Sibanye-Stillwater to supply LiOH for future electric vehicles
Sibanye-Stillwater fundamental position regarding the longer-term outlook for the metals it produces and battery metals it will produce remains unchanged, with a considered and measured strategic response to the cyclical downturn in commodity prices. its strategic focus is to ensure consistency through price cycles and our decisions are not taken based on short-term factors.
Sibanye-Stillwater are confident that its strategic interventions to secure operational sustainability and protect its Balance sheet will ensure that the Group will not only prevail through the current low-price cycle, but emerge exceptionally well positioned to benefit from a recovery in metal prices. Sibanye-Stillwater strategy remains relevant and appropriate, and it is well positioned for longer-term value creation.
As such, Sibanye-Stillwater have continued to invest in the development of the Keliber lithium project (perhaps somewhat counter cyclically during a period of oversupply, as expressed by some observers) to ensure that Sibanye-Stillwater are strategically positioned to supply locally produced Lithium Hydroxide (LiOH) necessary for the future development of the battery electric vehicle (BEV) sector in Europe.
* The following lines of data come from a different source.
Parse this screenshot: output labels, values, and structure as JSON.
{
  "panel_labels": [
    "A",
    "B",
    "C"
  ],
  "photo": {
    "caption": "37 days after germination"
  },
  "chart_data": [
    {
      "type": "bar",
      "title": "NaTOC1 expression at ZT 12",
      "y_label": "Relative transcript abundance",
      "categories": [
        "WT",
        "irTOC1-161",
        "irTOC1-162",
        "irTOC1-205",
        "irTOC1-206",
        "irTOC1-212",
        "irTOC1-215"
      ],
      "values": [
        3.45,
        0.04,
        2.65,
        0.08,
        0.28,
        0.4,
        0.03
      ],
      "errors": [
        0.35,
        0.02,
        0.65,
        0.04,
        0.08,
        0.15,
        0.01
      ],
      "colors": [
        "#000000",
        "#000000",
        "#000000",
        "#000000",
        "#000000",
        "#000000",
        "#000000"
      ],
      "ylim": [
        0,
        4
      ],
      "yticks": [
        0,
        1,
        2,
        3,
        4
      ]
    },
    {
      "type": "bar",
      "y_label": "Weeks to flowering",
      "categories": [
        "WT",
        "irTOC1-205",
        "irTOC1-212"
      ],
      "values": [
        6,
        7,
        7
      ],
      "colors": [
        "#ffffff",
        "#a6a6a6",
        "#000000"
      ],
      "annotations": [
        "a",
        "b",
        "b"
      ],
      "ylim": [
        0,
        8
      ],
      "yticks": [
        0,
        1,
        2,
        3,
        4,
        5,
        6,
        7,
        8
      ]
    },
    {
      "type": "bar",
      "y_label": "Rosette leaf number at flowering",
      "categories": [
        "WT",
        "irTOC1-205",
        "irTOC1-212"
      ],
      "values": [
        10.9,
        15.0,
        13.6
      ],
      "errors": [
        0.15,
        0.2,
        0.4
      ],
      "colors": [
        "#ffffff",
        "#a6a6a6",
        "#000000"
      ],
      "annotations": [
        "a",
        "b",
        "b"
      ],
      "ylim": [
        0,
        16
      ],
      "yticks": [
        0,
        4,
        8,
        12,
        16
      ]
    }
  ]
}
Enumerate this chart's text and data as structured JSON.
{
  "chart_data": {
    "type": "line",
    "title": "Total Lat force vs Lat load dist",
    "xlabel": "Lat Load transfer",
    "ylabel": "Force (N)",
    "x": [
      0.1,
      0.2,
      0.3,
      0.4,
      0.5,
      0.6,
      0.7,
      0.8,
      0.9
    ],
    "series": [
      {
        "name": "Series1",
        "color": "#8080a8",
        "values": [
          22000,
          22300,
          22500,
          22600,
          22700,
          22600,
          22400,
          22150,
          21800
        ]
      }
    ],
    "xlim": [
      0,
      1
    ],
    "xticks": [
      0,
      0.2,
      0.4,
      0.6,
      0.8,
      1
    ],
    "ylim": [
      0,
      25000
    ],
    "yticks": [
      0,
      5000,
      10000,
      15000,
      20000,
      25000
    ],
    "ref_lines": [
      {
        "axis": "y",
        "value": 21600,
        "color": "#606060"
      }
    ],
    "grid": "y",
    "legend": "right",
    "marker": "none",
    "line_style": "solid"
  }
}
Despite the current oversupply of lithium, even under more moderate BEV growth assumptions than current market consensus, its analysis suggests that demand for lithium will continue to rise significantly.
With permitting and financing of new mining projects becoming more challenging and costly, Sibanye-Stillwater believes that future demand will outstrip the increase in new supply of lithium required to support the projected growth resulting in increasing deficits over the latter half of this decade.
Moreover, with current low prices being a disincentive to the development of new projects, Sibanye-Stillwater will be suitably positioned to deliver production from the Keliber lithium project into the growing deficit market.
Underpinning the Balance sheet strengthening measures, the cost benefits from operational restructuring implemented since 2022, are beginning to come through in improved financial and operating results for most of the Group operations, preserving cash flow through the current low-price environment.
Further to the expected cost and capital savings (the anticipated benefits outlined in February 2024 have been confirmed with an increased value of R6.6 billion (US$375 million)) and capital reductions and/or deferrals, which were detailed in the H2 2023 operating and financial results in February 2024, additional annual cost and efficiency benefits of R461 million (US$26.5 million) are expected from the recently concluded restructuring of the Kloof 2 Plant and realignment of the SA region services functions to the reduced operational footprint in the SA region. In comparison to the 2022 cost base, the gross expected benefit from the actions taken to date is therefore expected to be R7 billion (US403 million).